As the investigators point out, this study was not designed to assess toxicity, efficacy, or inhibition of putative targets that would be addressed in future trials. In the end, however, Reid and colleagues may have done more than demonstrate the efficiency of the phase 0 design; they may have validated its utility. Insofar as SR13668 is being developed as a chemopreventive agent, this study shows that this is not a viable approach for this agent, at least not with the tested formulations. The requirement of 8 capsules per day to deliver a dose that is likely to be a fraction of the efficacious human dose will not be feasible for chemoprevention. A limitation of this study, however, is that it provides no information on whether the achieved drug concentrations have biological activity. The fact that the phase 0 dose was only 1 of 50 of the no-adverse-event-level dose in rats suggests that the phase 0 dose and achieved plasma concentrations are not biologically active. Inclusion of a biomarker of target inhibition measured in an easily accessible tissue, for example, peripheral blood mononuclear cells, would have been helpful in this study design. Therefore, although the study has defined which of the 5 formulations is optimal, it is likely that none is adequate for further development.
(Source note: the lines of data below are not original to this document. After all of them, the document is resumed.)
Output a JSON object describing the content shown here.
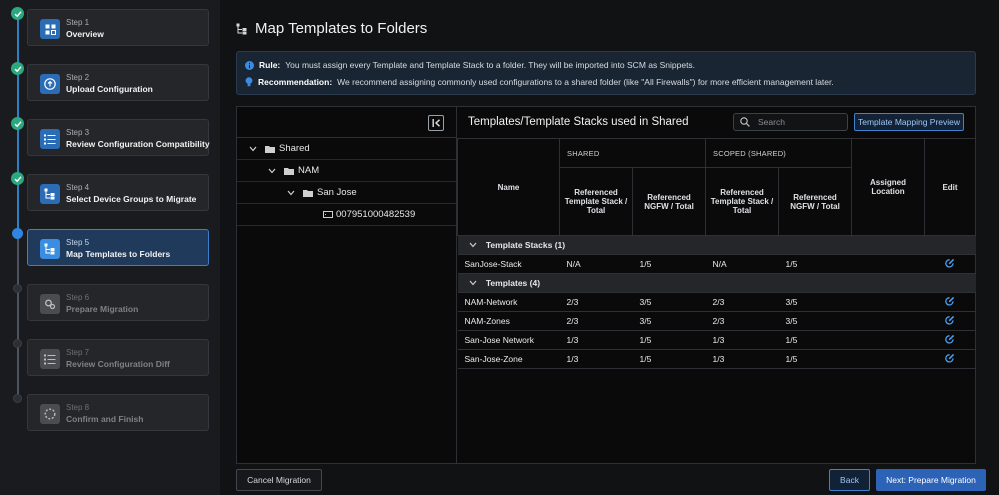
{
  "steps": [
    {
      "num": "Step 1",
      "title": "Overview",
      "state": "done"
    },
    {
      "num": "Step 2",
      "title": "Upload Configuration",
      "state": "done"
    },
    {
      "num": "Step 3",
      "title": "Review Configuration Compatibility",
      "state": "done"
    },
    {
      "num": "Step 4",
      "title": "Select Device Groups to Migrate",
      "state": "done"
    },
    {
      "num": "Step 5",
      "title": "Map Templates to Folders",
      "state": "current"
    },
    {
      "num": "Step 6",
      "title": "Prepare Migration",
      "state": "todo"
    },
    {
      "num": "Step 7",
      "title": "Review Configuration Diff",
      "state": "todo"
    },
    {
      "num": "Step 8",
      "title": "Confirm and Finish",
      "state": "todo"
    }
  ],
  "page": {
    "title": "Map Templates to Folders"
  },
  "info": {
    "rule_label": "Rule:",
    "rule_text": "You must assign every Template and Template Stack to a folder. They will be imported into SCM as Snippets.",
    "rec_label": "Recommendation:",
    "rec_text": "We recommend assigning commonly used configurations to a shared folder (like \"All Firewalls\") for more efficient management later."
  },
  "tree": {
    "items": [
      {
        "label": "Shared"
      },
      {
        "label": "NAM"
      },
      {
        "label": "San Jose"
      },
      {
        "label": "007951000482539"
      }
    ]
  },
  "grid": {
    "title": "Templates/Template Stacks used in Shared",
    "search_placeholder": "Search",
    "preview_button": "Template Mapping Preview",
    "headers": {
      "name": "Name",
      "shared": "SHARED",
      "scoped": "SCOPED (SHARED)",
      "ref_template": "Referenced Template Stack / Total",
      "ref_ngfw": "Referenced NGFW / Total",
      "assigned": "Assigned Location",
      "edit": "Edit"
    },
    "sections": [
      {
        "label": "Template Stacks (1)",
        "rows": [
          {
            "name": "SanJose-Stack",
            "shared_tpl": "N/A",
            "shared_ngfw": "1/5",
            "scoped_tpl": "N/A",
            "scoped_ngfw": "1/5"
          }
        ]
      },
      {
        "label": "Templates (4)",
        "rows": [
          {
            "name": "NAM-Network",
            "shared_tpl": "2/3",
            "shared_ngfw": "3/5",
            "scoped_tpl": "2/3",
            "scoped_ngfw": "3/5"
          },
          {
            "name": "NAM-Zones",
            "shared_tpl": "2/3",
            "shared_ngfw": "3/5",
            "scoped_tpl": "2/3",
            "scoped_ngfw": "3/5"
          },
          {
            "name": "San-Jose Network",
            "shared_tpl": "1/3",
            "shared_ngfw": "1/5",
            "scoped_tpl": "1/3",
            "scoped_ngfw": "1/5"
          },
          {
            "name": "San-Jose-Zone",
            "shared_tpl": "1/3",
            "shared_ngfw": "1/5",
            "scoped_tpl": "1/3",
            "scoped_ngfw": "1/5"
          }
        ]
      }
    ]
  },
  "footer": {
    "cancel": "Cancel Migration",
    "back": "Back",
    "next": "Next: Prepare Migration"
  },
  "colors": {
    "accent": "#2c63b7",
    "success": "#2ca87f",
    "edit_icon": "#4a9ef0"
  }
}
Methods to further increase the bioavailability of the drug through formulations that can concentrate the agent into fewer dosing units, increase absorption, or limit metabolism should be undertaken before its further study in chemoprevention. We utilized the last strategy to inhibit metabolism and thus increase plasma concentrations of rapamycin, which is another naturally occurring drug with poor bioavailability, in patients with advanced cancer. In two phase 1 studies, we found that coadministration of rapamycin with either ketoconazole or grapefruit juice, two profound CYP3A inhibitors, significantly and dramatically increased blood levels of rapamycin, allowing once-weekly administration to achieve active concentrations (8, 9). Depending on the metabolism of SR13668 or related compounds, a similar strategy could be undertaken within a phase 0 design.
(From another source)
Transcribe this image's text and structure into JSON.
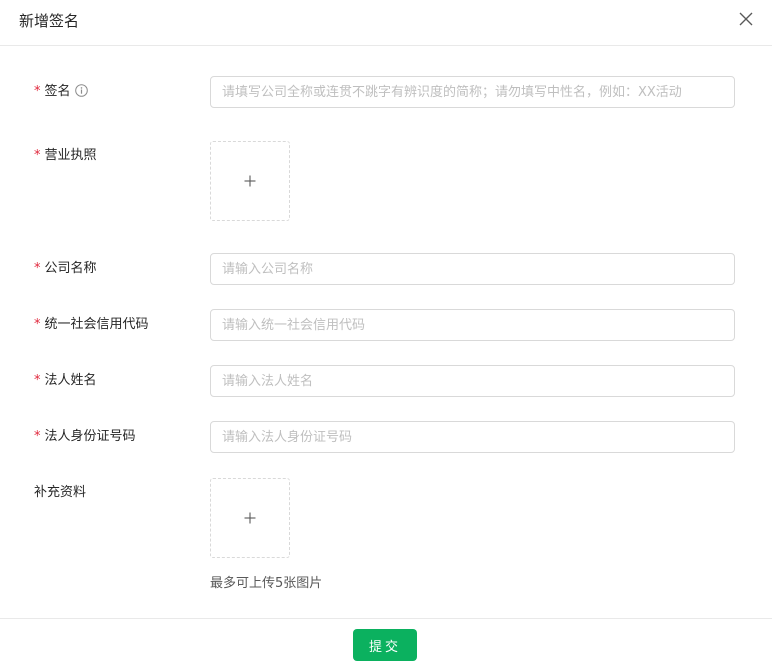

In oncology, less than 10% of the INDs filed for new molecular entities advance beyond the investigational stage. Although the phase 0 design may not change this statistic, it is advantageous to patients, investigators, and drug developers to discover early in the process, before investing a lot of blood, sweat, and tears, that a compound will land in the IND graveyard. Reid and colleagues have shown that the current formulation of SR13668 is not viable for chemoprevention, thus saving a great deal of time and resources that could have gone into its future development. In this case, the phase 0 design served the research community well, and if definitive conclusions to proceed or not to proceed with clinical development continue to be drawn from phase 0 trials, we should expect to see dramatic growth in the use of phase 0 designs for developing cancer-prevention and cancer-treatment drugs.
Disclosure of Potential Conflicts of Interest
No potential conflicts of interest were disclosed.